This is a work-in-progress. I’m not sure how performance will stack up with the others, so I figure it’s worth some high-level discussion before continuing. The formatting is sloppy, error checking is needed, and unit tests need to be added. The implementation is naive, but the results were better than I expected. Passes all current tests.
At this point, everything is implemented except for modulo. I’ve pulled in #59 and #21 to avoid some of the more complication operations upfront. For modulo, libgmp is still required. Obviously this is temporary.
To keep things simple, everything is stack-allocated. No vla’s. The largest unsigned type is used as the base. This ensures compatibility across all platforms. I’ve verified that linux x86 and x64 both work as intended. For now, the radix must match what libgmp uses (unsigned long). Once the missing operations are added, any size should work.
There are some easy optims that could be added, but I’ve held off for the most part. Using int128 simplifies many operations, but it may be worth splitting that out into a separate implementation.

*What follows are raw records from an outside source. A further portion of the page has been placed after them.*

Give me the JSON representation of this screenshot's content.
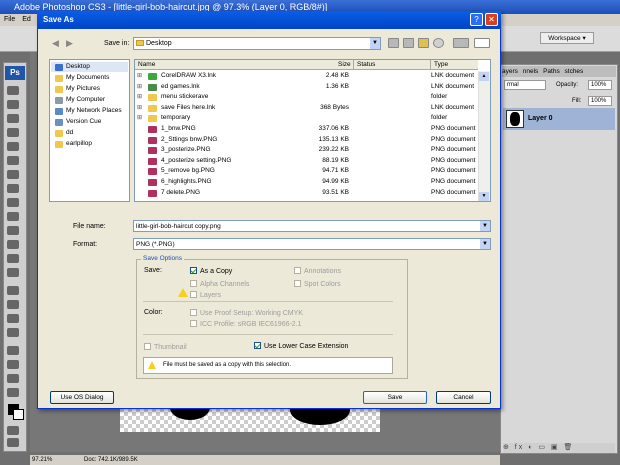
{
  "photoshop": {
    "title": "Adobe Photoshop CS3 - [little-girl-bob-haircut.jpg @ 97.3% (Layer 0, RGB/8#)]",
    "menu": [
      "File",
      "Ed"
    ],
    "workspace_label": "Workspace ▾",
    "logo": "Ps",
    "status_zoom": "97.21%",
    "status_doc": "Doc: 742.1K/989.5K",
    "layers": {
      "tabs": [
        "ayers",
        "nnels",
        "Paths",
        "stches"
      ],
      "blend_mode": "rmal",
      "opacity_label": "Opacity:",
      "opacity_value": "100%",
      "fill_label": "Fill:",
      "fill_value": "100%",
      "layer_name": "Layer 0",
      "bottom_icons": "⊕ fx ◐ ▭ ▣ 🗑"
    }
  },
  "dialog": {
    "title": "Save As",
    "help_glyph": "?",
    "close_glyph": "✕",
    "save_in_label": "Save in:",
    "save_in_value": "Desktop",
    "places": [
      {
        "label": "Desktop",
        "color": "#3b6fd0"
      },
      {
        "label": "My Documents",
        "color": "#f0c850"
      },
      {
        "label": "My Pictures",
        "color": "#f0c850"
      },
      {
        "label": "My Computer",
        "color": "#8a9aa8"
      },
      {
        "label": "My Network Places",
        "color": "#5a8ac8"
      },
      {
        "label": "Version Cue",
        "color": "#6a8fc0"
      },
      {
        "label": "dd",
        "color": "#f0c850"
      },
      {
        "label": "earlpillop",
        "color": "#f0c850"
      }
    ],
    "columns": {
      "name": "Name",
      "size": "Size",
      "status": "Status",
      "type": "Type"
    },
    "files": [
      {
        "expand": "⊞",
        "name": "CorelDRAW X3.lnk",
        "size": "2.48 KB",
        "type": "LNK document",
        "color": "#3aa83a"
      },
      {
        "expand": "⊞",
        "name": "ed games.lnk",
        "size": "1.36 KB",
        "type": "LNK document",
        "color": "#4a8a4a"
      },
      {
        "expand": "⊞",
        "name": "menu stickerave",
        "size": "",
        "type": "folder",
        "color": "#f0c850"
      },
      {
        "expand": "⊞",
        "name": "save Files here.lnk",
        "size": "368 Bytes",
        "type": "LNK document",
        "color": "#f0c850"
      },
      {
        "expand": "⊞",
        "name": "temporary",
        "size": "",
        "type": "folder",
        "color": "#f0c850"
      },
      {
        "expand": "",
        "name": "1_bnw.PNG",
        "size": "337.06 KB",
        "type": "PNG document",
        "color": "#b03060"
      },
      {
        "expand": "",
        "name": "2_Sttings bnw.PNG",
        "size": "135.13 KB",
        "type": "PNG document",
        "color": "#b03060"
      },
      {
        "expand": "",
        "name": "3_posterize.PNG",
        "size": "239.22 KB",
        "type": "PNG document",
        "color": "#b03060"
      },
      {
        "expand": "",
        "name": "4_posterize setting.PNG",
        "size": "88.19 KB",
        "type": "PNG document",
        "color": "#b03060"
      },
      {
        "expand": "",
        "name": "5_remove bg.PNG",
        "size": "94.71 KB",
        "type": "PNG document",
        "color": "#b03060"
      },
      {
        "expand": "",
        "name": "6_highlights.PNG",
        "size": "94.99 KB",
        "type": "PNG document",
        "color": "#b03060"
      },
      {
        "expand": "",
        "name": "7 delete.PNG",
        "size": "93.51 KB",
        "type": "PNG document",
        "color": "#b03060"
      }
    ],
    "file_name_label": "File name:",
    "file_name_value": "little-girl-bob-haircut copy.png",
    "format_label": "Format:",
    "format_value": "PNG (*.PNG)",
    "save_options": {
      "title": "Save Options",
      "save_label": "Save:",
      "as_a_copy": "As a Copy",
      "alpha_channels": "Alpha Channels",
      "layers": "Layers",
      "annotations": "Annotations",
      "spot_colors": "Spot Colors",
      "color_label": "Color:",
      "use_proof_setup": "Use Proof Setup:  Working CMYK",
      "icc_profile": "ICC Profile:  sRGB IEC61966-2.1",
      "thumbnail": "Thumbnail",
      "lower_case": "Use Lower Case Extension",
      "warning": "File must be saved as a copy with this selection."
    },
    "use_os_dialog": "Use OS Dialog",
    "save_button": "Save",
    "cancel_button": "Cancel"
  }
}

Early results (keeping in mind that libgmp’s modulo is still being used) x86_64 64bit_asm as a baseline, using ‘bench’ as a naive benchmark: 80% of libgmp’s bignum 2x faster than openssl
After some profiling and optimizing, I’m hoping it will be able to be in the same ball-park as libgmp. Also, from a bignum perspective, there are several changes that could be made to the internal api afterwards to speed things up.